Les débarquements de la pêche côtière et artisanale au port de Dakhla se sont effondrés de 70 % en volume à fin juillet 2026, s'établissant à 16 912 tonnes contre un niveau bien supérieur un an plus tôt, d'après les dernières statistiques de l'Office national des pêches (ONP). Cette contraction brutale s'accompagne d'un repli de 46 % de la valeur commerciale, qui tombe à 283,74 millions de dirhams contre 523,67 MDH sur la même période en 2025.
Le segment des poissons pélagiques concentre l'essentiel du choc : les volumes débarqués chutent de 80 % à 8 493 tonnes, tandis que leur valeur dégringole de 71 % pour s'approcher de 81 MDH. À titre de comparaison, la même catégorie affichait 43 153 tonnes pour une valeur proche de 283 MDH à fin juillet 2025, selon les données détaillées publiées par l'ONP.
Les poissons blancs suivent une orientation baissière moins extrême, avec 8 335 tonnes débarquées, soit une baisse de 41 % en volume. Leur valeur commerciale résiste mieux, ne reculant que de 16 % à environ 187,62 MDH. Les céphalopodes deviennent quasi inexistants : 4 tonnes seulement, en diminution de 68 %, pour des recettes de 347 000 dirhams. Les crustacés limitent la casse à -10 % en volume (80 tonnes) et -13 % en valeur (14,8 MDH).
Cette dynamique locale tranche nettement avec la tendance nationale. Sur l'ensemble du territoire, les débarquements commercialisés de la pêche côtière et artisanale atteignent 551 547 tonnes à fin juillet 2026, en progression de 5 % sur un an. Leur valeur globale dépasse 6,28 milliards de dirhams, en hausse de 2 % par rapport aux 6,15 milliards enregistrés un an plus tôt.
Les sources disponibles ne livrent aucune explication sur les causes de ce repli dakhli : ni facteur environnemental, ni mesure réglementaire, ni évolution de la demande ne sont documentés. L'unique média à détailler les chiffres par espèce est Infomédiaire, qui cite l'ONP ; Hespress Français se borne à reprendre le titre de la dépêche sans apport supplémentaire. Aucune déclaration de professionnels, d'élus ou d'institutions n'est rapportée.
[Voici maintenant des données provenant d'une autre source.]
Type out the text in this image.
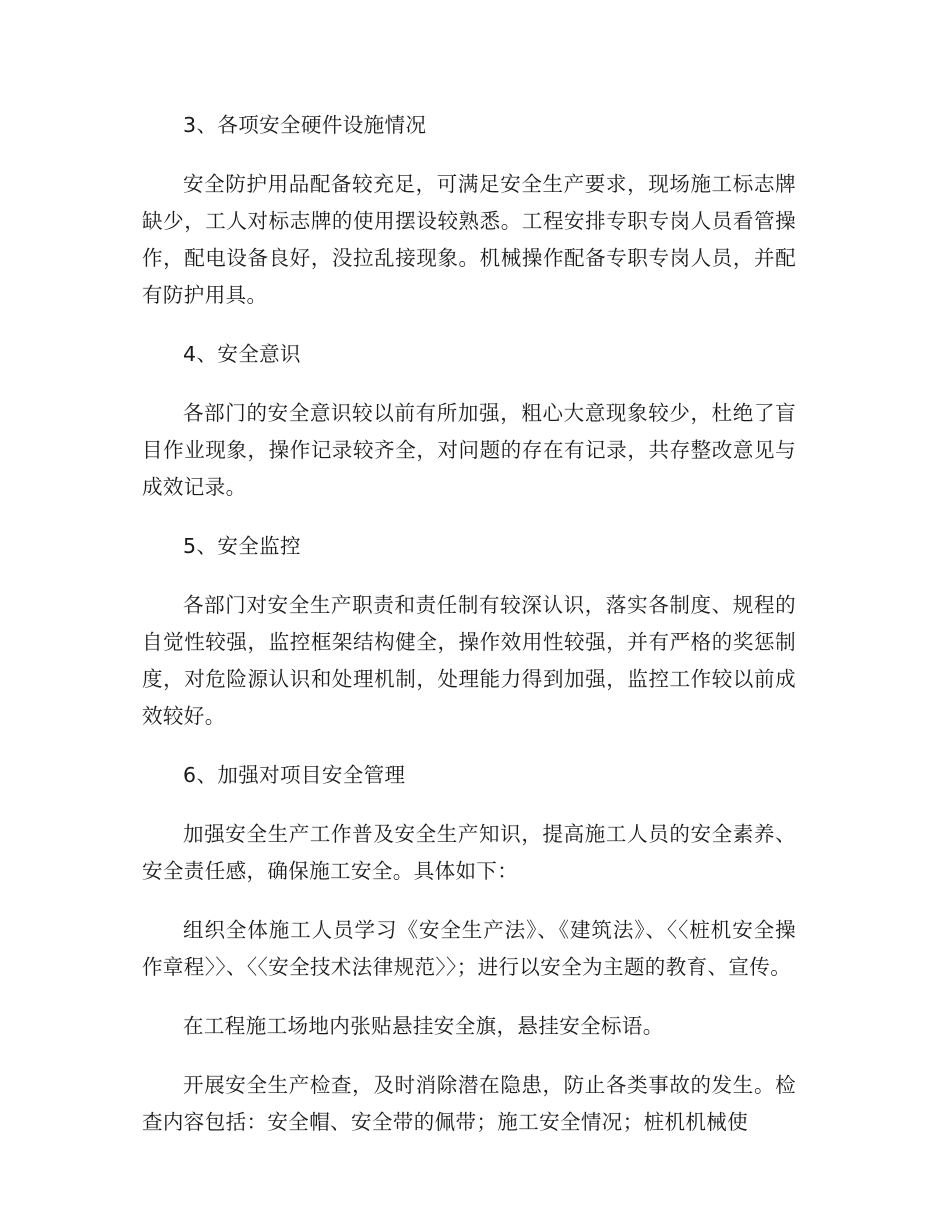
3、各项安全硬件设施情况

安全防护用品配备较充足，可满足安全生产要求，现场施工标志牌缺少，工人对标志牌的使用摆设较熟悉。工程安排专职专岗人员看管操作，配电设备良好，没拉乱接现象。机械操作配备专职专岗人员，并配有防护用具。

4、安全意识

各部门的安全意识较以前有所加强，粗心大意现象较少，杜绝了盲目作业现象，操作记录较齐全，对问题的存在有记录，共存整改意见与成效记录。

5、安全监控

各部门对安全生产职责和责任制有较深认识，落实各制度、规程的自觉性较强，监控框架结构健全，操作效用性较强，并有严格的奖惩制度，对危险源认识和处理机制，处理能力得到加强，监控工作较以前成效较好。

6、加强对项目安全管理

加强安全生产工作普及安全生产知识，提高施工人员的安全素养、安全责任感，确保施工安全。具体如下：

组织全体施工人员学习《安全生产法》、《建筑法》、〈〈桩机安全操作章程〉〉、〈〈安全技术法律规范〉〉；进行以安全为主题的教育、宣传。

在工程施工场地内张贴悬挂安全旗，悬挂安全标语。

开展安全生产检查，及时消除潜在隐患，防止各类事故的发生。检查内容包括：安全帽、安全带的佩带；施工安全情况；桩机机械使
Les prochains bulletins mensuels de l'ONP permettront de vérifier si ce creux se prolonge ou s'infléchit. L'impact socioéconomique sur la filière locale, ainsi que d'éventuelles réponses des autorités de tutelle, restent à surveiller dans les semaines à venir.
Contexte
Le port de Dakhla constitue l'un des premiers points de débarquement du royaume pour la pêche côtière et artisanale, notamment pour les petits pélagiques qui alimentent l'industrie de transformation. Un écart aussi marqué entre l'évolution locale et la courbe nationale interroge sur la spécificité des ressources ou de l'effort de pêche dans cette zone.
Pourquoi c’est important
Une baisse de 70 % des volumes dans un port majeur signale une rupture d'approvisionnement pour les usines de transformation et une perte de revenus directe pour les marins et armateurs locaux, alors que le secteur affiche par ailleurs une croissance national…
À suivre
Publication des données ONP d'août et septembre 2026 pour confirmer ou infléchir la tendance.
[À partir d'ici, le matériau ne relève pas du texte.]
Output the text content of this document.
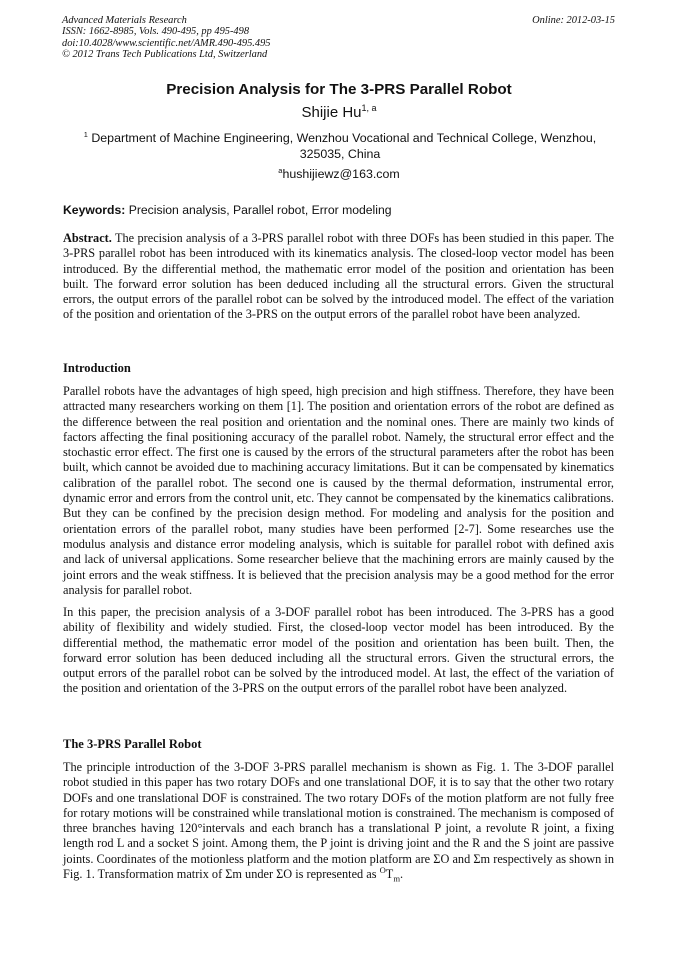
Advanced Materials Research
ISSN: 1662-8985, Vols. 490-495, pp 495-498
doi:10.4028/www.scientific.net/AMR.490-495.495
© 2012 Trans Tech Publications Ltd, Switzerland
Online: 2012-03-15
Precision Analysis for The 3-PRS Parallel Robot
Shijie Hu$^{1, a}$
$^1$ Department of Machine Engineering, Wenzhou Vocational and Technical College, Wenzhou, 325035, China
$^a$hushijiewz@163.com
Keywords: Precision analysis, Parallel robot, Error modeling
Abstract. The precision analysis of a 3-PRS parallel robot with three DOFs has been studied in this paper. The 3-PRS parallel robot has been introduced with its kinematics analysis. The closed-loop vector model has been introduced. By the differential method, the mathematic error model of the position and orientation has been built. The forward error solution has been deduced including all the structural errors. Given the structural errors, the output errors of the parallel robot can be solved by the introduced model. The effect of the variation of the position and orientation of the 3-PRS on the output errors of the parallel robot have been analyzed.
Introduction
Parallel robots have the advantages of high speed, high precision and high stiffness. Therefore, they have been attracted many researchers working on them [1]. The position and orientation errors of the robot are defined as the difference between the real position and orientation and the nominal ones. There are mainly two kinds of factors affecting the final positioning accuracy of the parallel robot. Namely, the structural error effect and the stochastic error effect. The first one is caused by the errors of the structural parameters after the robot has been built, which cannot be avoided due to machining accuracy limitations. But it can be compensated by kinematics calibration of the parallel robot. The second one is caused by the thermal deformation, instrumental error, dynamic error and errors from the control unit, etc. They cannot be compensated by the kinematics calibrations. But they can be confined by the precision design method. For modeling and analysis for the position and orientation errors of the parallel robot, many studies have been performed [2-7]. Some researches use the modulus analysis and distance error modeling analysis, which is suitable for parallel robot with defined axis and lack of universal applications. Some researcher believe that the machining errors are mainly caused by the joint errors and the weak stiffness. It is believed that the precision analysis may be a good method for the error analysis for parallel robot.
In this paper, the precision analysis of a 3-DOF parallel robot has been introduced. The 3-PRS has a good ability of flexibility and widely studied. First, the closed-loop vector model has been introduced. By the differential method, the mathematic error model of the position and orientation has been built. Then, the forward error solution has been deduced including all the structural errors. Given the structural errors, the output errors of the parallel robot can be solved by the introduced model. At last, the effect of the variation of the position and orientation of the 3-PRS on the output errors of the parallel robot have been analyzed.
The 3-PRS Parallel Robot
The principle introduction of the 3-DOF 3-PRS parallel mechanism is shown as Fig. 1. The 3-DOF parallel robot studied in this paper has two rotary DOFs and one translational DOF, it is to say that the other two rotary DOFs and one translational DOF is constrained. The two rotary DOFs of the motion platform are not fully free for rotary motions will be constrained while translational motion is constrained. The mechanism is composed of three branches having 120°intervals and each branch has a translational P joint, a revolute R joint, a fixing length rod L and a socket S joint. Among them, the P joint is driving joint and the R and the S joint are passive joints. Coordinates of the motionless platform and the motion platform are ΣO and Σm respectively as shown in Fig. 1. Transformation matrix of Σm under ΣO is represented as $^OT_m$.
Réactions éventuelles de la délégation à la pêche maritime de Dakhla ou du ministère de tutelle.
Évolution des cours à la criée et de l'activité des unités de congélation et de farine de poisson.
Ce que les sources ne disent pas encore
Une seule source détaillée (Infomédiaire/ONP) pour la ventilation par espèce ; absence de causes, de déclarations d'acteurs locaux, de données sur l'effort de pêche ou les stocks. Pas de confirmation indépendante des chiffres par un autre organisme.